Gamelan, Pradakshina dan Nasi Yasa, Akulturasi Tri Suci Waisak di Bali
SINGARAJA, (ANTARA); - Alunan merdu gamelan Bali mengiringi perjalanan menuju altar. Umat beramai-ramai mencari tempat duduk nyaman yang telah disediakan. Turis mancanegara pun memenuhi tempat duduk sekitaran altar.
Pradaksina dan Akulturasi Buddha di Bali
Semerbak dupa memenuhi indra penciuman, alunan gamelan dan nyanyian rohani mendominasi. Upacara pradaksina telah dimulai. Umat berbondong-bondong mengikuti arak-arakan stupa, patung Buddha, dan murid-murid Buddha, kemudian mengelilingi vihara sebanyak tiga kali searah jarum jam dengan memegang sarana persembahyangan seperti bunga dan dupa sembari membaca paritta (ayat dalam kitab suci). Pradaksina merupakan wujud pemujaan terhadap Sang Buddha, Dharma, dan Sangha yang merupakan ajaran dari Sang Buddha.
Sarana yang digunakan dalam puja berupa pajengan merupakan sarana pelengkap, sedangkan sarana utama dalam puja terdiri dari dupa, bunga, lilin dan air suci.
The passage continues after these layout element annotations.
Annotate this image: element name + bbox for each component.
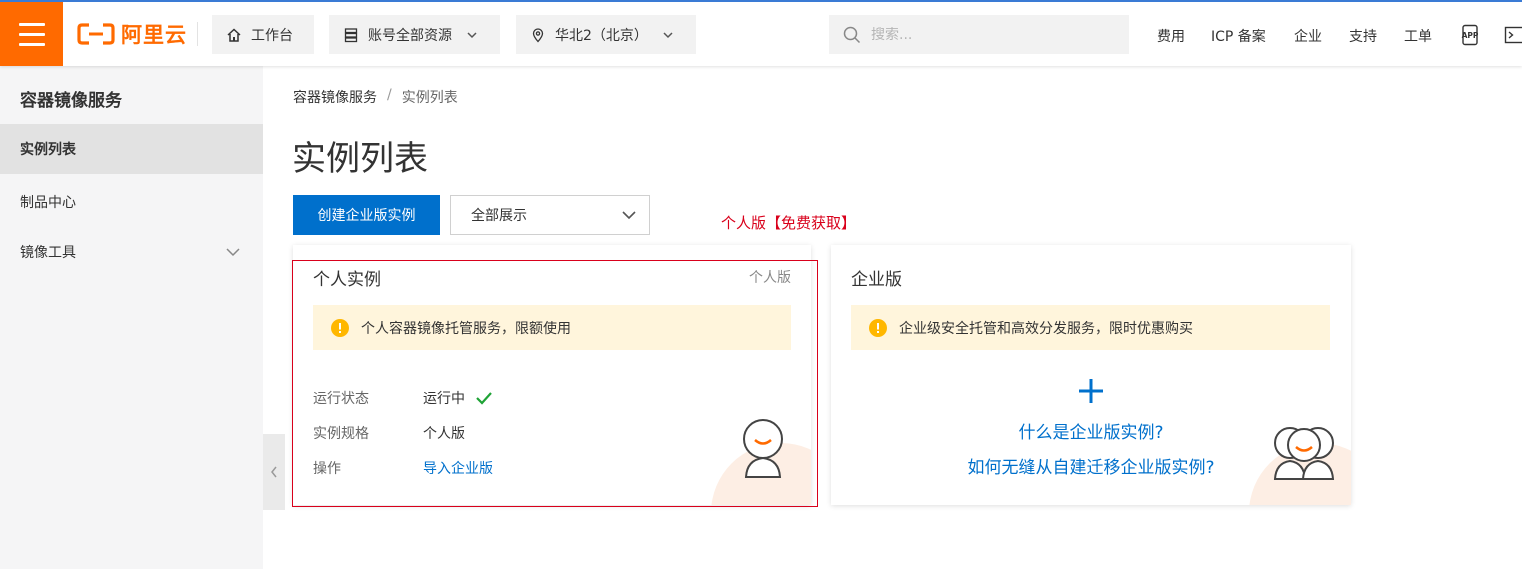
chevron-down-icon: [226, 248, 240, 257]
card-tag: 个人版: [749, 270, 791, 286]
resources-dropdown[interactable]: 账号全部资源: [329, 15, 500, 54]
create-enterprise-instance-button[interactable]: 创建企业版实例: [293, 195, 440, 235]
sidebar-collapse-handle[interactable]: [263, 434, 285, 510]
menu-icon[interactable]: [0, 2, 63, 66]
info-alert: 企业级安全托管和高效分发服务，限时优惠购买: [851, 305, 1330, 350]
app-icon[interactable]: APP: [1459, 24, 1481, 46]
workbench-button[interactable]: 工作台: [212, 15, 314, 54]
location-pin-icon: [532, 27, 544, 42]
breadcrumb: 容器镜像服务 / 实例列表: [293, 87, 458, 107]
search-input[interactable]: [871, 26, 1111, 43]
top-link-enterprise[interactable]: 企业: [1294, 26, 1322, 46]
logo-mark-icon: [77, 23, 115, 45]
chevron-down-icon: [622, 211, 636, 220]
row-value: 个人版: [423, 426, 465, 442]
row-key: 实例规格: [313, 426, 369, 442]
logo-text: 阿里云: [121, 23, 187, 47]
alert-text: 企业级安全托管和高效分发服务，限时优惠购买: [899, 320, 1193, 337]
top-link-ticket[interactable]: 工单: [1404, 26, 1432, 46]
check-icon: [476, 392, 492, 405]
sidebar-item-image-tools[interactable]: 镜像工具: [0, 227, 263, 277]
sidebar-item-label: 实例列表: [20, 142, 76, 158]
group-avatar-icon: [1273, 427, 1335, 480]
region-label: 华北2（北京）: [555, 27, 648, 44]
top-link-billing[interactable]: 费用: [1157, 26, 1185, 46]
sidebar-title: 容器镜像服务: [20, 91, 122, 111]
resource-stack-icon: [344, 27, 358, 42]
info-row-status: 运行状态 运行中: [313, 388, 493, 408]
row-key: 操作: [313, 461, 341, 477]
info-row-actions: 操作 导入企业版: [313, 458, 493, 478]
plus-icon[interactable]: [1077, 377, 1105, 405]
sidebar: 容器镜像服务 实例列表 制品中心 镜像工具: [0, 66, 263, 569]
annotation-label: 个人版【免费获取】: [721, 214, 857, 232]
workbench-label: 工作台: [251, 27, 293, 44]
user-avatar-icon: [743, 419, 783, 478]
info-alert: 个人容器镜像托管服务，限额使用: [313, 305, 791, 350]
breadcrumb-separator: /: [387, 87, 392, 103]
top-link-icp[interactable]: ICP 备案: [1211, 26, 1266, 46]
chevron-down-icon: [467, 31, 477, 38]
chevron-down-icon: [663, 31, 673, 38]
card-title: 个人实例: [313, 270, 381, 290]
top-navigation-bar: 阿里云 工作台 账号全部资源 华北2（北京） 搜索... 费用 ICP 备案 企…: [0, 0, 1522, 66]
status-text: 运行中: [423, 391, 465, 407]
sidebar-item-artifact-center[interactable]: 制品中心: [0, 177, 263, 227]
row-value: 运行中: [423, 388, 493, 408]
breadcrumb-current: 实例列表: [401, 90, 458, 106]
enterprise-instance-card: 企业版 企业级安全托管和高效分发服务，限时优惠购买 什么是企业版实例? 如何无缝…: [831, 245, 1351, 505]
personal-instance-card: 个人实例 个人版 个人容器镜像托管服务，限额使用 运行状态 运行中 实例规格 个…: [293, 245, 811, 505]
chevron-left-icon: [271, 466, 277, 478]
svg-text:APP: APP: [1462, 31, 1479, 40]
select-value: 全部展示: [471, 208, 527, 224]
warning-icon: [331, 318, 349, 337]
card-title: 企业版: [851, 270, 902, 290]
aliyun-logo[interactable]: 阿里云: [77, 20, 187, 48]
info-row-spec: 实例规格 个人版: [313, 423, 465, 443]
sidebar-item-label: 制品中心: [20, 195, 76, 211]
sidebar-item-instance-list[interactable]: 实例列表: [0, 124, 263, 174]
home-icon: [227, 27, 241, 42]
alert-text: 个人容器镜像托管服务，限额使用: [361, 320, 571, 337]
search-box[interactable]: [829, 15, 1129, 54]
warning-icon: [869, 318, 887, 337]
page-title: 实例列表: [292, 139, 428, 179]
display-filter-select[interactable]: 全部展示: [450, 195, 650, 235]
sidebar-item-label: 镜像工具: [20, 245, 76, 261]
search-icon: [843, 26, 861, 43]
breadcrumb-link[interactable]: 容器镜像服务: [293, 87, 377, 107]
divider: [197, 22, 198, 46]
region-dropdown[interactable]: 华北2（北京）: [516, 15, 696, 54]
import-enterprise-link[interactable]: 导入企业版: [423, 458, 493, 478]
terminal-icon[interactable]: [1504, 24, 1522, 46]
resources-label: 账号全部资源: [368, 27, 452, 44]
top-link-support[interactable]: 支持: [1349, 26, 1377, 46]
row-key: 运行状态: [313, 391, 369, 407]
Bunga merupakan simbol ketidak-kekalan, lilin simbol penerangan, dupa simbol harumnya dharma, dan air sebagai simbol kesucian.
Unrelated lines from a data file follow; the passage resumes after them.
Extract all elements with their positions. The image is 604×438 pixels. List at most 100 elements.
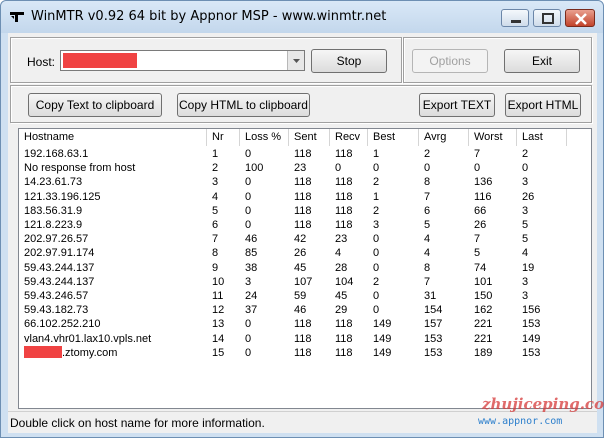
cell-sent: 107 [294, 275, 313, 288]
table-row[interactable]: 59.43.244.137 10 3 107 104 2 7 101 3 [19, 275, 591, 289]
client-area: Host: Stop Options Exit Copy Text to cli… [8, 33, 597, 433]
cell-last: 5 [522, 219, 529, 231]
column-header-loss[interactable]: Loss % [240, 129, 289, 146]
cell-avrg: 4 [424, 247, 431, 260]
cell-avrg: 157 [424, 318, 443, 331]
host-redaction [63, 53, 137, 68]
column-header-hostname[interactable]: Hostname [19, 129, 207, 146]
exit-button[interactable]: Exit [504, 49, 580, 73]
watermark-url: www.appnor.com [478, 416, 563, 427]
cell-last: 149 [522, 332, 541, 345]
column-header-last[interactable]: Last [517, 129, 567, 146]
minimize-button[interactable] [501, 9, 529, 27]
table-row[interactable]: .ztomy.com 15 0 118 118 149 153 189 153 [19, 345, 591, 360]
table-row[interactable]: 121.33.196.125 4 0 118 118 1 7 116 26 [19, 190, 591, 204]
minimize-icon [511, 20, 521, 23]
cell-recv: 118 [335, 204, 353, 217]
cell-sent: 118 [294, 176, 312, 189]
cell-nr: 12 [212, 304, 225, 317]
cell-recv: 28 [335, 261, 348, 274]
cell-sent: 118 [294, 219, 312, 231]
cell-best: 2 [373, 275, 380, 288]
table-row[interactable]: 183.56.31.9 5 0 118 118 2 6 66 3 [19, 204, 591, 218]
host-combobox[interactable] [60, 50, 305, 71]
cell-best: 1 [373, 148, 380, 160]
copy-html-button[interactable]: Copy HTML to clipboard [177, 93, 310, 117]
host-label: Host: [27, 55, 56, 69]
cell-avrg: 154 [424, 304, 443, 317]
cell-loss: 3 [245, 275, 252, 288]
cell-sent: 118 [294, 190, 312, 203]
cell-loss: 0 [245, 332, 252, 345]
cell-last: 3 [522, 290, 529, 302]
table-row[interactable]: 192.168.63.1 1 0 118 118 1 2 7 2 [19, 147, 591, 161]
cell-recv: 118 [335, 176, 353, 189]
column-header-worst[interactable]: Worst [469, 129, 517, 146]
cell-sent: 45 [294, 261, 307, 274]
table-row[interactable]: vlan4.vhr01.lax10.vpls.net 14 0 118 118 149 15… [19, 332, 591, 346]
cell-best: 149 [373, 318, 392, 331]
cell-avrg: 8 [424, 261, 431, 274]
cell-avrg: 153 [424, 332, 443, 345]
cell-worst: 0 [474, 162, 481, 175]
results-table[interactable]: Hostname Nr Loss % Sent Recv Best Avrg Worst Las… [18, 128, 592, 409]
cell-recv: 118 [335, 148, 353, 160]
table-row[interactable]: 202.97.26.57 7 46 42 23 0 4 7 5 [19, 232, 591, 246]
column-header-best[interactable]: Best [368, 129, 419, 146]
cell-hostname: No response from host [24, 162, 136, 175]
close-icon [575, 13, 587, 25]
cell-recv: 23 [335, 233, 348, 246]
cell-worst: 7 [474, 148, 481, 160]
table-row[interactable]: 59.43.182.73 12 37 46 29 0 154 162 156 [19, 303, 591, 317]
cell-hostname: 59.43.182.73 [24, 304, 89, 317]
table-row[interactable]: 202.97.91.174 8 85 26 4 0 4 5 4 [19, 246, 591, 260]
cell-loss: 0 [245, 148, 252, 160]
cell-hostname: 121.8.223.9 [24, 219, 83, 231]
cell-recv: 118 [335, 219, 353, 231]
cell-worst: 101 [474, 275, 493, 288]
cell-sent: 26 [294, 247, 307, 260]
cell-hostname: vlan4.vhr01.lax10.vpls.net [24, 332, 152, 345]
column-header-sent[interactable]: Sent [289, 129, 330, 146]
close-button[interactable] [565, 9, 595, 27]
table-row[interactable]: 14.23.61.73 3 0 118 118 2 8 136 3 [19, 175, 591, 189]
cell-last: 19 [522, 261, 535, 274]
table-row[interactable]: 121.8.223.9 6 0 118 118 3 5 26 5 [19, 218, 591, 232]
maximize-icon [542, 13, 554, 24]
title-bar[interactable]: WinMTR v0.92 64 bit by Appnor MSP - www.… [1, 1, 603, 33]
export-html-button[interactable]: Export HTML [505, 93, 581, 117]
cell-recv: 118 [335, 346, 353, 359]
table-row[interactable]: 59.43.244.137 9 38 45 28 0 8 74 19 [19, 261, 591, 275]
maximize-button[interactable] [533, 9, 561, 27]
chevron-down-icon [293, 59, 300, 63]
cell-sent: 118 [294, 204, 312, 217]
copy-text-button[interactable]: Copy Text to clipboard [28, 93, 162, 117]
cell-hostname: 59.43.244.137 [24, 275, 95, 288]
table-header: Hostname Nr Loss % Sent Recv Best Avrg Worst Las… [19, 129, 591, 146]
cell-recv: 29 [335, 304, 348, 317]
status-text: Double click on host name for more infor… [10, 416, 265, 430]
table-row[interactable]: 66.102.252.210 13 0 118 118 149 157 221 153 [19, 317, 591, 331]
column-header-recv[interactable]: Recv [330, 129, 368, 146]
cell-nr: 7 [212, 233, 219, 246]
combo-dropdown-button[interactable] [287, 51, 304, 70]
cell-worst: 189 [474, 346, 493, 359]
cell-worst: 150 [474, 290, 493, 302]
export-text-button[interactable]: Export TEXT [419, 93, 495, 117]
cell-avrg: 7 [424, 275, 431, 288]
column-header-avrg[interactable]: Avrg [419, 129, 469, 146]
cell-last: 153 [522, 318, 541, 331]
cell-loss: 0 [245, 219, 252, 231]
cell-hostname: 66.102.252.210 [24, 318, 101, 331]
table-row[interactable]: No response from host 2 100 23 0 0 0 0 0 [19, 161, 591, 175]
cell-best: 149 [373, 332, 392, 345]
table-row[interactable]: 59.43.246.57 11 24 59 45 0 31 150 3 [19, 289, 591, 303]
cell-recv: 118 [335, 318, 353, 331]
cell-hostname: 121.33.196.125 [24, 190, 101, 203]
cell-worst: 74 [474, 261, 487, 274]
column-header-nr[interactable]: Nr [207, 129, 240, 146]
cell-nr: 3 [212, 176, 219, 189]
stop-button[interactable]: Stop [311, 49, 387, 73]
options-button[interactable]: Options [412, 49, 488, 73]
cell-last: 26 [522, 190, 535, 203]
Pradaksina menjadi bentuk akulturasi budaya dengan agama Hindu berupa pembersihan terhadap area suci vihara sebelum dilaksanakan persembahyangan.
Akulturasi budaya nya juga terlihat dari penggunaan pakaian adat Bali (kebaya Bali) saat melakukan pradaksina, serta adanya doa-doa agama Hindu yang dibacakan bersama mantra Buddha. Selain itu, tari sekar jagat juga mengiringi hiburan selama perayaan Tri Suci Waisak dan menjadi salah satu bentuk akulturasi yang terus dijaga dengan baik. Setelah Pradaksina, upacara dilanjutkan dengan pembacaan Kitab Suci Damapada, puja, meditasi dan pembagian nasi yasa.